Get Started for Users

Prepare your metadata

Please follow the SEQC DataHub repo or the DataHub repo to learn how to prepare the metadata.

.
├── project
│   └── project_20220226.csv
├── donor
│   └── donor_20220226.csv
├── biospecimen
│   └── biospecimen_20220316.csv
├── reference_materials
│   └── reference_materials_20220226.csv
├── library
│   ├── CBCGA_library_20220304.csv
│   ├── FDUVAZ_4family_library_20220304.csv
│   ├── Pool4project_library_20220304.csv
│   ├── Quartet_library_20220304.csv
│   ├── published_library_20220304.csv
│   └── published_ma_library_20220304.csv
├── sequencing
│   ├── CBCGA_sequencing_20220306.csv
│   ├── FDUVAZ_4family_sequencing_20220306.csv
│   ├── Pool4project_sequencin_202200306.csv
│   ├── Quartet_sequencing_20220306.csv
│   ├── published_ma_sequencing_20220306.csv
│   └── published_sequencing_20220306.csv
├── datafile
│   ├── CBCGA_datafile_20220306.csv
│   ├── FDUVAZ_4family_datafile_20220306.csv
│   ├── GSE47774_datafile_20220306.csv
│   ├── Pool4project_datafile_20220306.csv
│   ├── Quartet_datafile_20220226.csv
│   ├── otherGEO_datafile_20220306.csv
│   └── published_ma_datafile_20220306.csv

How to use it?

java -jar metadata-tool-0.1.0-standalone.jar -h
# MetadataTool - For metadata QC & QA.

# Usage: metadata-tool [options]

# Options:
#   -d, --data-dir PATH  Data Directory
#   -v, --version        Show version
#   -D, --debug          Show debug messages
#   -m, --enable-syncdb  Enable sync to database.
#   -n, --enable-notify  Enable notify user by dingtalk
#   -h, --help

# Please refer to the manual page for more information.

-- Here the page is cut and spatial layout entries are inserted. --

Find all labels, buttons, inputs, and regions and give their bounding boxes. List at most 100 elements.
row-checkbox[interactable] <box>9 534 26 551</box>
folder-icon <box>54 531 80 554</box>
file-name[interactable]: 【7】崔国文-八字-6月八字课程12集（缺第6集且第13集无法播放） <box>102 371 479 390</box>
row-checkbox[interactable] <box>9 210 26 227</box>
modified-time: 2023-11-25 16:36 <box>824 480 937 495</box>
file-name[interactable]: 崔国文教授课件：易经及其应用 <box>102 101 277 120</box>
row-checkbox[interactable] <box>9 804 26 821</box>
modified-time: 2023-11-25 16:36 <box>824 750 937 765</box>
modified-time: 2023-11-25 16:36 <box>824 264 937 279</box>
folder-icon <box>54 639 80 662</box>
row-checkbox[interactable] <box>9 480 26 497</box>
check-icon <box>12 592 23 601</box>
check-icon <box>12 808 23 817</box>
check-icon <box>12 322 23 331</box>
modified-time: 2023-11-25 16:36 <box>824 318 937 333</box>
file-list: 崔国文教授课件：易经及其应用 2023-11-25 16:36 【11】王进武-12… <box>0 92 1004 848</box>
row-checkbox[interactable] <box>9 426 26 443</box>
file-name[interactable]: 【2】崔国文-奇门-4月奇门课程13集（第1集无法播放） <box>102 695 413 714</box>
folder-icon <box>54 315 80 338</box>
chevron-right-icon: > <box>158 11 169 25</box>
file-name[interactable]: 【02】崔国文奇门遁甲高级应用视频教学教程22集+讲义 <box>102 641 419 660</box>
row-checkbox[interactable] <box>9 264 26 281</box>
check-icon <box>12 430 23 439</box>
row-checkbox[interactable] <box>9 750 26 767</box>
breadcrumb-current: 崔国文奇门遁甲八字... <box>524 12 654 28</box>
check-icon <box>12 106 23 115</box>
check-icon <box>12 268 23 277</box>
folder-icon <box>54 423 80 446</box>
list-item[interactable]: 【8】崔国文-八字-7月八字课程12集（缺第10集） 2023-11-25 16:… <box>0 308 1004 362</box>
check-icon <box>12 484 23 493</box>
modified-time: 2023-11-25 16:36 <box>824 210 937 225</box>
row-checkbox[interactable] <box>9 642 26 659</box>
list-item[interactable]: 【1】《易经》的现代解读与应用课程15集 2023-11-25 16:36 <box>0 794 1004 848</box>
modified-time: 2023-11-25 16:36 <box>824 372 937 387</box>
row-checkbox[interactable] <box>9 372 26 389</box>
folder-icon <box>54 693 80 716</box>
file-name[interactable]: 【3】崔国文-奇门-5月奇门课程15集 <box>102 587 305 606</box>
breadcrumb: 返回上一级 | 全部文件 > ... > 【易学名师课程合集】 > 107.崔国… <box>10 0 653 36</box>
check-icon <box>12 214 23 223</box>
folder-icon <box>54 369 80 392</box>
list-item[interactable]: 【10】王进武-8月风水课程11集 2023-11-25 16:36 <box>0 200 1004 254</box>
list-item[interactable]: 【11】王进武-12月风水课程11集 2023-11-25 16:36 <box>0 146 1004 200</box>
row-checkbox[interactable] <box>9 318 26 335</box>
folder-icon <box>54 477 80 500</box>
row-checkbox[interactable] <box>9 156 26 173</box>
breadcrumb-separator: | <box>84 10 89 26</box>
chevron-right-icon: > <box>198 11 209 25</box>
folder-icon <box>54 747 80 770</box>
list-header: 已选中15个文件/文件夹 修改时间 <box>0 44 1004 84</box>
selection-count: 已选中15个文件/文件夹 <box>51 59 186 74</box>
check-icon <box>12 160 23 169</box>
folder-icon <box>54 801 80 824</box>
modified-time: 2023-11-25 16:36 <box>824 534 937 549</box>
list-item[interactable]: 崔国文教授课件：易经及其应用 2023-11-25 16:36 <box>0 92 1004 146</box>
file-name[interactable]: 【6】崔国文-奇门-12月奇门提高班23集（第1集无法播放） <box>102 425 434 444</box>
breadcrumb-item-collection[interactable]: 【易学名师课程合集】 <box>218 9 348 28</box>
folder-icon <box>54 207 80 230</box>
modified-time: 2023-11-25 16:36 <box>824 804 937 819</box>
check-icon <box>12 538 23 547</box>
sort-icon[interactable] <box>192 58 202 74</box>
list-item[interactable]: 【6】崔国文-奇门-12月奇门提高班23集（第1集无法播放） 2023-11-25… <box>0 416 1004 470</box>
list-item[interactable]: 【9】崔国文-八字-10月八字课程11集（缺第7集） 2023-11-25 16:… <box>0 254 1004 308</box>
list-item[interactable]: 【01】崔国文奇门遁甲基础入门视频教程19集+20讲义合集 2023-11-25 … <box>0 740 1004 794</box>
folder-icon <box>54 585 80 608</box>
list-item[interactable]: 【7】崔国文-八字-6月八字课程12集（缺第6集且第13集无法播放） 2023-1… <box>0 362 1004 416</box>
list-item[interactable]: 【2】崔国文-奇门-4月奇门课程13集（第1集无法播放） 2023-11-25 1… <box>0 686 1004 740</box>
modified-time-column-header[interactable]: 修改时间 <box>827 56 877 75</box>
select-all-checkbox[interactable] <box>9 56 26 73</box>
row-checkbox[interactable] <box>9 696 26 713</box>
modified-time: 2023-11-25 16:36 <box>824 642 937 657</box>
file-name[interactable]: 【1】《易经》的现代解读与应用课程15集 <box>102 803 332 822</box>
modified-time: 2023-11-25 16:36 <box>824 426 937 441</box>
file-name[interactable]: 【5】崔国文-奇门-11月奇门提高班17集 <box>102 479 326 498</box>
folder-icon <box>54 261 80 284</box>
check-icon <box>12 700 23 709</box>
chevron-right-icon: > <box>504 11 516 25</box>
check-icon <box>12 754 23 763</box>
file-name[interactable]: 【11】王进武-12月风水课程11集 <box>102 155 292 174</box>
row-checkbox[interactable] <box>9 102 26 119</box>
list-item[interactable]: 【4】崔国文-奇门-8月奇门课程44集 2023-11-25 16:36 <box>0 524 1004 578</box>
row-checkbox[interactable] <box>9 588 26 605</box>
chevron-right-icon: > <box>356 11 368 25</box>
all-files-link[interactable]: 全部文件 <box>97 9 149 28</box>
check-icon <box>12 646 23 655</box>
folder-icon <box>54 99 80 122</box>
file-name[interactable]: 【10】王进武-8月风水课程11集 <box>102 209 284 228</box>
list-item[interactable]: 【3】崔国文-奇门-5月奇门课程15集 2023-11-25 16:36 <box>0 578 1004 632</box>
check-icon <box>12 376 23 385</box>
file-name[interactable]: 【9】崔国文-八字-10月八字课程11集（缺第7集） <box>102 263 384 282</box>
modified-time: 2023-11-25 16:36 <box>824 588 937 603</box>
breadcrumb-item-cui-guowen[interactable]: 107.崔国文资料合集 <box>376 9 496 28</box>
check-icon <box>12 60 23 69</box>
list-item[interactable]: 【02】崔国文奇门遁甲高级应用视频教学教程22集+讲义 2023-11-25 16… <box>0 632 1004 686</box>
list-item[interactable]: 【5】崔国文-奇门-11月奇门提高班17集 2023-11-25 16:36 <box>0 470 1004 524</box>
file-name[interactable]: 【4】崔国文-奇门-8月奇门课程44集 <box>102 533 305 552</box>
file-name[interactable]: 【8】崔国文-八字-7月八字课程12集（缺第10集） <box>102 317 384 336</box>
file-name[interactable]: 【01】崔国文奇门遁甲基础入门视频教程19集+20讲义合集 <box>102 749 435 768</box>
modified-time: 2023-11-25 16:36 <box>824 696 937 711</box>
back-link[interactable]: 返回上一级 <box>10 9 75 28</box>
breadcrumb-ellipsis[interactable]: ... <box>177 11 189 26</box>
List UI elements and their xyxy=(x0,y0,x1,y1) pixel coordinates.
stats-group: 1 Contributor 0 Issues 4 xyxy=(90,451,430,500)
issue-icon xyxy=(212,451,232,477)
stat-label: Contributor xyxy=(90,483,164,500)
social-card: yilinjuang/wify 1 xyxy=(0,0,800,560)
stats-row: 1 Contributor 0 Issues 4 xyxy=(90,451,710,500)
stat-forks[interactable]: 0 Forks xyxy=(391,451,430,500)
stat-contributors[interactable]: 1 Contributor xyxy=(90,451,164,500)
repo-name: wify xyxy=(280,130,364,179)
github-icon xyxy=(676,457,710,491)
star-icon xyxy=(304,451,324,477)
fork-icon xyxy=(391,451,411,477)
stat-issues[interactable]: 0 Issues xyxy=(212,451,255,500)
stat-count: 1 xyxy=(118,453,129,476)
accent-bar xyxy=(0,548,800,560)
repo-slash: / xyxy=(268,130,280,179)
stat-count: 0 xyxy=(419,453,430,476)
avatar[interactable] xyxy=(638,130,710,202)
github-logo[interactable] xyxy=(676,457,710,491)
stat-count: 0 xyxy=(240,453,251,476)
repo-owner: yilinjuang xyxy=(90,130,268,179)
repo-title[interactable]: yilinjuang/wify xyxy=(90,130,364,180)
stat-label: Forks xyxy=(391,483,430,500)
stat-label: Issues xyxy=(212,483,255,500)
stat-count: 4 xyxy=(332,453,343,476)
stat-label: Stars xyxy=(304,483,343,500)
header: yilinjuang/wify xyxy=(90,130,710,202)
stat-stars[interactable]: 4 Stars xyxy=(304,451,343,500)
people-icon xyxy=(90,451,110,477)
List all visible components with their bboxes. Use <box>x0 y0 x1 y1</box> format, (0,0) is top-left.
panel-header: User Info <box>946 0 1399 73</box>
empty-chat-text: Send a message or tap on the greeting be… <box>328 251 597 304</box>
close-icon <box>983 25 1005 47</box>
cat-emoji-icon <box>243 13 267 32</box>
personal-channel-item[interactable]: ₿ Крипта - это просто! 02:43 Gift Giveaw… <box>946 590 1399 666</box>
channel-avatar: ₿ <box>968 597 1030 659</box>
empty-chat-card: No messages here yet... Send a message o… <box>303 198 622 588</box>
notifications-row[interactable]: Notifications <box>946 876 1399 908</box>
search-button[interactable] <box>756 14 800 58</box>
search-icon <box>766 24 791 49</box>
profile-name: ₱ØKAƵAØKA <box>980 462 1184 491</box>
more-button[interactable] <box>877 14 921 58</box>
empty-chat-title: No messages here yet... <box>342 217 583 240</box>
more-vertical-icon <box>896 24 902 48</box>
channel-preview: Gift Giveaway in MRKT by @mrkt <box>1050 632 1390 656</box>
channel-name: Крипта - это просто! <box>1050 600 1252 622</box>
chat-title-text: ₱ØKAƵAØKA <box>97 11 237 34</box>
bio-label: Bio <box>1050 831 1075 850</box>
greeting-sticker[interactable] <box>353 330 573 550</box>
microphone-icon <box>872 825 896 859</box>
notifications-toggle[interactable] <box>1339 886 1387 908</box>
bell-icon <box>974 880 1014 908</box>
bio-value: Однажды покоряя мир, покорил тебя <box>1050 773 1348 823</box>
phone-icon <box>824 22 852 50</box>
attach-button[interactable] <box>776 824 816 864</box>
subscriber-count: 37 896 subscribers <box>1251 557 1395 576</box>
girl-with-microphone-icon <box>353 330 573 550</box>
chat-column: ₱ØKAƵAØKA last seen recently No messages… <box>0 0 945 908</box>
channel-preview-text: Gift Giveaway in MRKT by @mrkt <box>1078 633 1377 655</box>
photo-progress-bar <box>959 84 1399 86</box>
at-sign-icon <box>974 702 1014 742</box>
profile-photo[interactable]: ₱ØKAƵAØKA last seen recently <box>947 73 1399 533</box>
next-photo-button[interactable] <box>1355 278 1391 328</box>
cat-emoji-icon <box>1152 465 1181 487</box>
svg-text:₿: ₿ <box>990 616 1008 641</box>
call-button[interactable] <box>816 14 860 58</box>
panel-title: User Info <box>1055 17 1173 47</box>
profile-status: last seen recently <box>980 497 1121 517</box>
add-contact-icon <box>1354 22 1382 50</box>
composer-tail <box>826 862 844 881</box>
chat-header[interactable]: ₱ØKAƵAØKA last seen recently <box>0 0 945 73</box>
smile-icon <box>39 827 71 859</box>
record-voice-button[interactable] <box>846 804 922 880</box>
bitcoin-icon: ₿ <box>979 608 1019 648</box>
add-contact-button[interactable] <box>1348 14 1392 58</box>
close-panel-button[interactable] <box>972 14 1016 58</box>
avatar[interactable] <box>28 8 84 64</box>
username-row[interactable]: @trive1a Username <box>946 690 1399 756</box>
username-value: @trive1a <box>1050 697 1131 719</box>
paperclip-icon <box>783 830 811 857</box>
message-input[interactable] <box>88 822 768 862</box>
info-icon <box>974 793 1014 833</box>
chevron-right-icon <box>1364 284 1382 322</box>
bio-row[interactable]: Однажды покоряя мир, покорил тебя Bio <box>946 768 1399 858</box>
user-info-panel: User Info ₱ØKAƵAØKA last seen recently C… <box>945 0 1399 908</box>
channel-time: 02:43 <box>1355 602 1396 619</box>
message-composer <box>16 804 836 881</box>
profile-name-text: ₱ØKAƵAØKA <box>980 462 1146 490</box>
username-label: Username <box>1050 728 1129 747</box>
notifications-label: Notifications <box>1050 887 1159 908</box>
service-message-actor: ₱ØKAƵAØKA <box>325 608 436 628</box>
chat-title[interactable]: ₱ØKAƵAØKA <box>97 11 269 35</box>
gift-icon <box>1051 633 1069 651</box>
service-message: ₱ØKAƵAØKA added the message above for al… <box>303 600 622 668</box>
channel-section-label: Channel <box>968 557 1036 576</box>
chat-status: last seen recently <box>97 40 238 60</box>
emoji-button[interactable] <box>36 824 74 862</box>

Get Started for Developers

Clone the repo

git clone https://github.com/metadata-tool.git
cd metadata-tool

Make an uberjar

lein uberjar

Unittest

lein test

Contributing

Comming soon...

License

Copyright © 2022 Jingcheng Yang

Distributed under the Eclipse Public License either version 1.0 or (at your option) any later version.